Dicle Fırat Gazeteciler Derneği çalışmalarına başladı. Dernek Eşbaşkanı Serdar Altan, derneğin hedefini gazeteciler arasında dayanışmayı arttırmak ve hak ihlallerini görünür kılmak olarak tanımladı
Kuruluşunu kısa bir süre önce ilan eden Diyarbakır merkezli Dicle Fırat Gazeteciler Derneği çalışmalarına başladı. Derneğin Eşbaşkanı Serdar Altan, kuruluş amaçlarını Mezopotamya Ajansı’ndan Lezgin Akdeniz’e aktardı
Gazeteciler arasında dayanışmayı arttırmayı hedefleyen derneğin, basın çalışanlarına yönelik baskı ve hak ihlallerini görünür kılacak. Altan, aynı zamanda mesleki eğitim çalışmalarıyla da gazetecilere yönelik programlar düzenleyeceklerini söyledi. Gazeteciler arasında dayanışma ve örgütlülüğün önemine değinen Altan, var olan meslek örgütleriyle ortaklaşacaklarını ve işbirliği içinde olacaklarını dile getirdi. Gazetecilerin üzerindeki baskılara karşı tüm demokratik, muhalif gazetecilerin birlikte hareket etmesi ve dayanışma hattı örmesini öneren Altan, aynı zamanda uluslararası meslek örgütleriyle de dayanışma ağının kurulacağını ifade etti.

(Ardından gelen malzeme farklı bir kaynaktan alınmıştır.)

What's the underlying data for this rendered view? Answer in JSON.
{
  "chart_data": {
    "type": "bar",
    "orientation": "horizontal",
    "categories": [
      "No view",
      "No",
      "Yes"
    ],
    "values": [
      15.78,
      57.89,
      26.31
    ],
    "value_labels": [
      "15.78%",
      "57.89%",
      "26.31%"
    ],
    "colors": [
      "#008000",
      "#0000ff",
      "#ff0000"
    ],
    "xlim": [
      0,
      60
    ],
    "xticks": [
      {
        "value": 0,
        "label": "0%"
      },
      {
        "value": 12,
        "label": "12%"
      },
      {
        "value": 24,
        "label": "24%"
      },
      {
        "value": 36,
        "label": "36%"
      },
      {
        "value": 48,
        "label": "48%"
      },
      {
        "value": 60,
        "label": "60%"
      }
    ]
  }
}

Yayınların sesi kısılmak isteniyor
Türkiye’nin gazeteciler için “dünyanın en büyük hapishanesi” olduğunu hatırlatan Altan, tutuksuz yargılanan gazetecilerin de cezaevine girme tehdidiyle karşı karşıya olduğunu vurguladı. “Gazetecilik yapılamaz hale getirilmek isteniliyor” diyen Altan, iktidarın elinde bulundurduğu gazetelerde çalışanların gazetecilik yapmadığını aksine kamuoyunu manipüle ettiğini, geri kalan tüm yayınların ise sesinin kısılmak istediğini belirtti.
Gazeteciliğin etkisi
Altan, gazeteciliğin biçim değiştirdiği ve yazılı basının etkisini yitirdiği görüşlerine ilişkin de şunları söyledi: “Sosyal medya var. Kamuoyu sosyal medya istediği bilgiye ulaşıyor. Bundan dolayı gazeteciliğin önemi azalmıyor. Sosyal medya aynı zamanda bilgi kirliliğinin en fazla olduğu mecradır. Özellikle içinden geçtiğimiz böyle bir süreçte gazetecilik mesleğinin önemi daha fazla artmış durumda.”
Kürt gazeteciler daha fazla baskı görüyor
Muhalif gazeteci olmanın her zaman bedelinin olduğunu sözlerine ekleyen Altan, “Bölgedeki gazetecilerin çoğunluğu ise muhalif ve Kürtler. Buradaki gazetecilerin maruz kaldığı hukuksuzluk ve yaptırım iki kat oluyor. Buna karşı gazetecilik suç değildir diyoruz” diye konuştu. Uluslararası bazı basın kuruluşları ve meslek örgütlerinin Türkiye’de tutuklu olan gazeteci sayısını düşük göstermesine tepki gösteren Altan, yüzü aşkın gazeteci tutuklu olmasına rağmen The Economist dergisi gibi bazı basın kuruluşlarının resmi verileri referans almasının üzücü olduğunu söyledi.